Waters Corporation received FDA 510(k) clearance for an at-home HPV self-collection kit designed to work with the company's Onclarity HPV assay, the company announced April 8.

The clearance extends Waters' Onclarity platform beyond clinician-collected specimens. The self-collection kit allows patients to obtain vaginal samples at home, which are then sent to a laboratory for analysis with the Onclarity assay, according to Healthcare Packaging. Waters is historically known for analytical instrumentation including liquid chromatography and mass spectrometry systems.

The move places Waters in competition with established HPV testing platforms from Roche and Hologic as clinical guidelines and payer policies evolve toward patient-initiated screening. Self-collection has been viewed by public health officials as a strategy to improve cervical cancer screening rates, particularly among underserved populations.

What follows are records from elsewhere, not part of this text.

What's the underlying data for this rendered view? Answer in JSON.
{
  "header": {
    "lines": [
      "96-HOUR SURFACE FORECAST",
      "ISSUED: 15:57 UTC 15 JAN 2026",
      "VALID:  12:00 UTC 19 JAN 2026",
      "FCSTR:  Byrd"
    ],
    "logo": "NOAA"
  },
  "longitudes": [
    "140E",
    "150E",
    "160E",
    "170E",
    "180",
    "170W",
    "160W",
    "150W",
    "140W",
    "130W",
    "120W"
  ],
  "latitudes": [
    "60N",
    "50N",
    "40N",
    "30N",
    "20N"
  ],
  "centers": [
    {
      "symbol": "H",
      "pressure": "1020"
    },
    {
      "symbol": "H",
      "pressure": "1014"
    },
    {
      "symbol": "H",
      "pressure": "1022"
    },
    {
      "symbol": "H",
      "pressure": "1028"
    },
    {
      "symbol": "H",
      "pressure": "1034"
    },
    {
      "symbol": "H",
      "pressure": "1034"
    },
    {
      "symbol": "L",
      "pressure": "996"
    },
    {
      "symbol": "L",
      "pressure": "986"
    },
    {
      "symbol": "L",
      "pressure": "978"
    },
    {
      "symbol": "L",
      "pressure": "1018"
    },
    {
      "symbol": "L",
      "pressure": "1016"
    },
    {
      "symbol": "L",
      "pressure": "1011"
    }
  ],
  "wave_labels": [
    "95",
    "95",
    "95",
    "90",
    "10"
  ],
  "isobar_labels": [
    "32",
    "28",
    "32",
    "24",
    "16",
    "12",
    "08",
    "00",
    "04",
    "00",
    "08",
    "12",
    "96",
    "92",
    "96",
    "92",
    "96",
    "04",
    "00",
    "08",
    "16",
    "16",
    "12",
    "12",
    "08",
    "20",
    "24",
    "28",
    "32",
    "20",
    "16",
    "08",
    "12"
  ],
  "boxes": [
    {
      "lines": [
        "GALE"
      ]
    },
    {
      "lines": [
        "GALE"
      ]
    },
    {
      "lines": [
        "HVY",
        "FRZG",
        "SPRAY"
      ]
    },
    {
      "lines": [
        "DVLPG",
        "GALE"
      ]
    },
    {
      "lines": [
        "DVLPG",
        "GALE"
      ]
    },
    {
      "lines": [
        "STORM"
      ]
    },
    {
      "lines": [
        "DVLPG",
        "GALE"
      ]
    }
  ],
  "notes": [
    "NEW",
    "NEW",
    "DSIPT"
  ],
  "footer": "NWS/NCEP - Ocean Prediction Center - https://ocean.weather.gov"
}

Commercial adoption will depend on reimbursement. A 510(k) clearance establishes substantial equivalence to a predicate device but does not guarantee payer coverage for at-home specimen collection. Waters will need to secure coding and coverage agreements with Medicare and private insurers. The company has not disclosed sensitivity or specificity data from the 510(k) submission, making direct performance comparisons to competing assays difficult.

The clearance comes as the diagnostics sector faces both consolidation and clinical setbacks. GRAIL's multicancer early detection test missed its primary endpoint in the NHS-Galleri trial this week, and bioMérieux announced a $450 million acquisition of BioFire on the same day as Waters' clearance.